A associação entre o riso e o amor me remeteu a W.H. Auden. O livro “A mão do artista”, publicado pela Siciliano, reúne ensaios de Auden; num deles, intitulado “Notas sobre o cômico”, o poeta escreveu, segundo tradução de José Roberto O’Shea: “Não encontro um denominador comum entre as pessoas de que gosto ou que admiro, mas entre as que amo: todas me fazem rir”. 

terça-feira, 23 de dezembro de 2014

EU SOU VOCÊ


É natural que sejamos influenciados pelas coisas com as quais convivemos. Quanto maior a convivência, maior a influência. Num certo sentido, tornamo-nos as pessoas ou as coisas com as quais convivemos. Passamos, por exemplo, a adotar uma palavra que é usada pela pessoa que amamos. Nesse sentido, tornamo-nos, também, os livros com os quais convivemos (essa ideia está, de modo literal, presente em “Fahrenheit 451”, do Ray Bradbury).

A caminho do cemitério, quando meu pai morreu, pela janela do carro, olhei para o mundo. Nada havia mudado: as pessoas continuavam com sua correria, os carros continuavam com suas buzinas. Foi quando me lembrei do poema “Funeral Blues”, do W.H. Auden. No texto, o eu lírico, lamentando a perda de uma pessoa querida, pede que o mundo dê uma pausa em sua continuidade.

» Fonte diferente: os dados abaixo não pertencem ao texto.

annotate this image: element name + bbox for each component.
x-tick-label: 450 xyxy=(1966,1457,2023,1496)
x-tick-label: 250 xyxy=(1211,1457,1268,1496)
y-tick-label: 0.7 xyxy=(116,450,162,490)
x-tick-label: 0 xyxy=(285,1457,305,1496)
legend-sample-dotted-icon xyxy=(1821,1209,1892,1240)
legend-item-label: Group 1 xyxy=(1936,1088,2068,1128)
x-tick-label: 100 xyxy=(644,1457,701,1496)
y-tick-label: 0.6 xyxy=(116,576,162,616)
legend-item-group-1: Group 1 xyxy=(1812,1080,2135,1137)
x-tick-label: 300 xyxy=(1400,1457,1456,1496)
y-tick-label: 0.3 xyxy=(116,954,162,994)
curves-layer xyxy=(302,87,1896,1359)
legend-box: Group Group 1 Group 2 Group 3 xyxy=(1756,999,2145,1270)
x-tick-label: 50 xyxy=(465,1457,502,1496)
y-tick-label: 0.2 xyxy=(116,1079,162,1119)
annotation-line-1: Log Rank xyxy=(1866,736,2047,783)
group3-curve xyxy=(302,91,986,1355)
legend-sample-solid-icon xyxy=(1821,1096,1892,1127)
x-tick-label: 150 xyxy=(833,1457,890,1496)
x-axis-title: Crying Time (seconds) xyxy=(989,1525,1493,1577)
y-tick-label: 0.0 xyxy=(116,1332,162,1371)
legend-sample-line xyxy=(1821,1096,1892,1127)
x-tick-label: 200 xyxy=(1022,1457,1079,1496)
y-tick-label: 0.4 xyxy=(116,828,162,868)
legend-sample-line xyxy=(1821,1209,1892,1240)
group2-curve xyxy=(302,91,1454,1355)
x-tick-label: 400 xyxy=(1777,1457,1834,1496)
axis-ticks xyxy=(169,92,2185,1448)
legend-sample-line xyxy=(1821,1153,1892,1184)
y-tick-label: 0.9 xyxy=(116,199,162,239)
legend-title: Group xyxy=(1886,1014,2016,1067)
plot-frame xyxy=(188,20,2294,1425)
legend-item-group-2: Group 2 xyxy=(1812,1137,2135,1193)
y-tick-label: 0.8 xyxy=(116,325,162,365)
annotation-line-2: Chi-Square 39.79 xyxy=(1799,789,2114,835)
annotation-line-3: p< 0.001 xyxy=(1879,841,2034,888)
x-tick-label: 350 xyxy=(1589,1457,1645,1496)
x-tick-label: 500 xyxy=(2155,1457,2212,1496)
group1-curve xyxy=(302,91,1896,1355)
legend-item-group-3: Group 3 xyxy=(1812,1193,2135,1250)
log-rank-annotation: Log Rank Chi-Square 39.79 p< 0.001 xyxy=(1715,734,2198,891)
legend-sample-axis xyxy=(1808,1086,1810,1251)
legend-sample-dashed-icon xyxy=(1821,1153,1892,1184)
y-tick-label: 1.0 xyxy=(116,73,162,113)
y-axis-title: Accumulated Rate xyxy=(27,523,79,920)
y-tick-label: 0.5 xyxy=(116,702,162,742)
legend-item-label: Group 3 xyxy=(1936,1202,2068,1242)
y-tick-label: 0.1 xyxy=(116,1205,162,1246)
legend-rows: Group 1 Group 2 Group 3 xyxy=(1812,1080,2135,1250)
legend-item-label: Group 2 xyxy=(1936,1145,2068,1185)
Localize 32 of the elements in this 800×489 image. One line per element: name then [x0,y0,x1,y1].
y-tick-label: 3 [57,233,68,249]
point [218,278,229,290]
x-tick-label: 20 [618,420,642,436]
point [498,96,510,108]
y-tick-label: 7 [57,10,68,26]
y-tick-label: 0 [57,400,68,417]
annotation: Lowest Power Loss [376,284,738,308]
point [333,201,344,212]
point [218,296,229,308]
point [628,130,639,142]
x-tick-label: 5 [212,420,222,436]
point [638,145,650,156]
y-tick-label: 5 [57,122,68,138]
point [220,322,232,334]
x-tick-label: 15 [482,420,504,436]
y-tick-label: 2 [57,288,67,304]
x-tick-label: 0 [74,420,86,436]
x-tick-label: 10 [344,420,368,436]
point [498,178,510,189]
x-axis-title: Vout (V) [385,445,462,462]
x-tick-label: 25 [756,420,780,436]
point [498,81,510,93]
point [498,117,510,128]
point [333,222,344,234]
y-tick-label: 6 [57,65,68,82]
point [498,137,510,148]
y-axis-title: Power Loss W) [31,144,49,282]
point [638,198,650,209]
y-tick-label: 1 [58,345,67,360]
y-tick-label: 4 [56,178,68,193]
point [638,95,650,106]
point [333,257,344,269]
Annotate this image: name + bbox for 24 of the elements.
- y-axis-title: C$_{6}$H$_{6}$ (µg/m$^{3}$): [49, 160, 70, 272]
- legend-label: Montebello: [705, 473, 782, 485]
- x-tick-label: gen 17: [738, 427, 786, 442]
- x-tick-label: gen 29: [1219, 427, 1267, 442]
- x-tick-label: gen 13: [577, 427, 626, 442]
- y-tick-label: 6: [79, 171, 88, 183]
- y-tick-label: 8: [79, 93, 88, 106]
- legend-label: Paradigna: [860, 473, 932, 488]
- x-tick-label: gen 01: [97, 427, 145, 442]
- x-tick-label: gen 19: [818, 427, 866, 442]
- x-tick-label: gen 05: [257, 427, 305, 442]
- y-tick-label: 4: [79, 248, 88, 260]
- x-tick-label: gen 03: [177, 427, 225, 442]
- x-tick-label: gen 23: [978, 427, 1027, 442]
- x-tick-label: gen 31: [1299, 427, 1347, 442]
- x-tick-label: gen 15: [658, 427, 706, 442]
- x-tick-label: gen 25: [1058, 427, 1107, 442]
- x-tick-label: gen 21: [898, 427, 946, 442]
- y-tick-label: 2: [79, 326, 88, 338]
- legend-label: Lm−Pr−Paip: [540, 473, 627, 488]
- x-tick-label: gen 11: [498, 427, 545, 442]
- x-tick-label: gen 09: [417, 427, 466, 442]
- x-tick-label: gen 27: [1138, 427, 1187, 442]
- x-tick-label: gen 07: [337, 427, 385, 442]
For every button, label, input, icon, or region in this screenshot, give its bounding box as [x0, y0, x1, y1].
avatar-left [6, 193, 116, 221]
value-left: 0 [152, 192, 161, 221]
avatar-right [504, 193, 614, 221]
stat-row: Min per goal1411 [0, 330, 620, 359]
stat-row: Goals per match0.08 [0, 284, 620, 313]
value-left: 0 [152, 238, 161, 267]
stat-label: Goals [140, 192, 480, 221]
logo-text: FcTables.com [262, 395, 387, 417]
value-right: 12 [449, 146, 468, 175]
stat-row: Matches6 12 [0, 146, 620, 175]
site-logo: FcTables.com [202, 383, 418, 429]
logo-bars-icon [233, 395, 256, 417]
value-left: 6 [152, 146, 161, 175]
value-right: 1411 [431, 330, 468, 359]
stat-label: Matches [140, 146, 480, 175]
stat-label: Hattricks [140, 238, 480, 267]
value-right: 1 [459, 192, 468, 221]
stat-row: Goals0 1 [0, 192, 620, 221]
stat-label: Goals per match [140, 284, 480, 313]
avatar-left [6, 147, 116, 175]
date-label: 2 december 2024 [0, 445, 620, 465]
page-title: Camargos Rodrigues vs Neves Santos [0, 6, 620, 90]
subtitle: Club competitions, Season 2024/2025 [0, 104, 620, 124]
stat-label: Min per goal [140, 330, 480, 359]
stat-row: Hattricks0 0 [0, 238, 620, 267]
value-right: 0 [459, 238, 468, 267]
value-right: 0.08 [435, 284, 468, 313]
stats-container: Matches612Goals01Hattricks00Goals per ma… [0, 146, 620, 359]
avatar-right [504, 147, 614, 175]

Isso de querer que as coisas se importem conosco devido a uma dor que se tem está num trecho de “Ensaios de amor”, do Alain de Botton. Diz o narrador do livro: “Tal recusa de mudança era um lembrete de que o mundo era uma entidade independente que continuaria a funcionar estando eu apaixonado ou não, feliz ou infeliz, vivo ou morto. Eu não podia esperar que o mundo mudasse sua expressão de acordo com o meu humor, nem que os grandes blocos de pedras que formavam as ruas da cidade dessem a mínima para minha história de amor. Embora eles tivessem ficado felizes em acomodar minha felicidade, tinham coisas melhores a fazer do que caírem aos pedaços agora que Chloe tinha ido embora”.

A letra da canção “Virgem”, sucesso na voz da Marina Lima, diz: “As coisas não precisam de você”. Mesmo assim, talvez por um certo egoísmo ou por uma certa vaidade de que padecemos, parece-me inevitável querermos que o mundo reaja, seja como for, a fim de nos ajudar a suportar nossas dores. Ficamos a desejar que o mundo seja solidário conosco, ainda que estejamos, no fundo, cientes de que não há solidariedade, mas solidão.

Acima, mencionei o Auden. Encerrando esta postagem, compartilho linque que contém cena do filme “Quatro casamentos e um funeral” (1994), do diretor Mike Newell. Na sequência, o ator John Hannah, que interpreta Matthew, declama (legenda em português) a elegia “Funeral Blues”. As coisas não precisam de nós nem se importam com nosso destino. Diante disso, componhamos elegias ou canções.

Abaixo, com legenda em português, o texto do Auden, declamado no filme.

Lívio Soares de Medeiros
_____

W.H. Auden — Funeral Blues

Stop all the clocks, cut off the telephone,
Prevent the dog from barking with a juicy bone,
Silence the pianos and with muffled drum
Bring out the coffin, let the mourners come.

Let aeroplanes circle moaning overhead
Scribbling on the sky the message “He is Dead”.
Put crepe bows round the white necks of the public doves,
Let the traffic policemen wear black cotton gloves.

He was my North, my South, my East and West,
My working week and my Sunday rest,
My noon, my midnight, my talk, my song;
I thought that love would last forever: I was wrong.

The stars are not wanted now; put out every one,
Pack up the moon and dismantle the sun,
Pour away the ocean and sweep up the wood;
For nothing now can ever come to any good.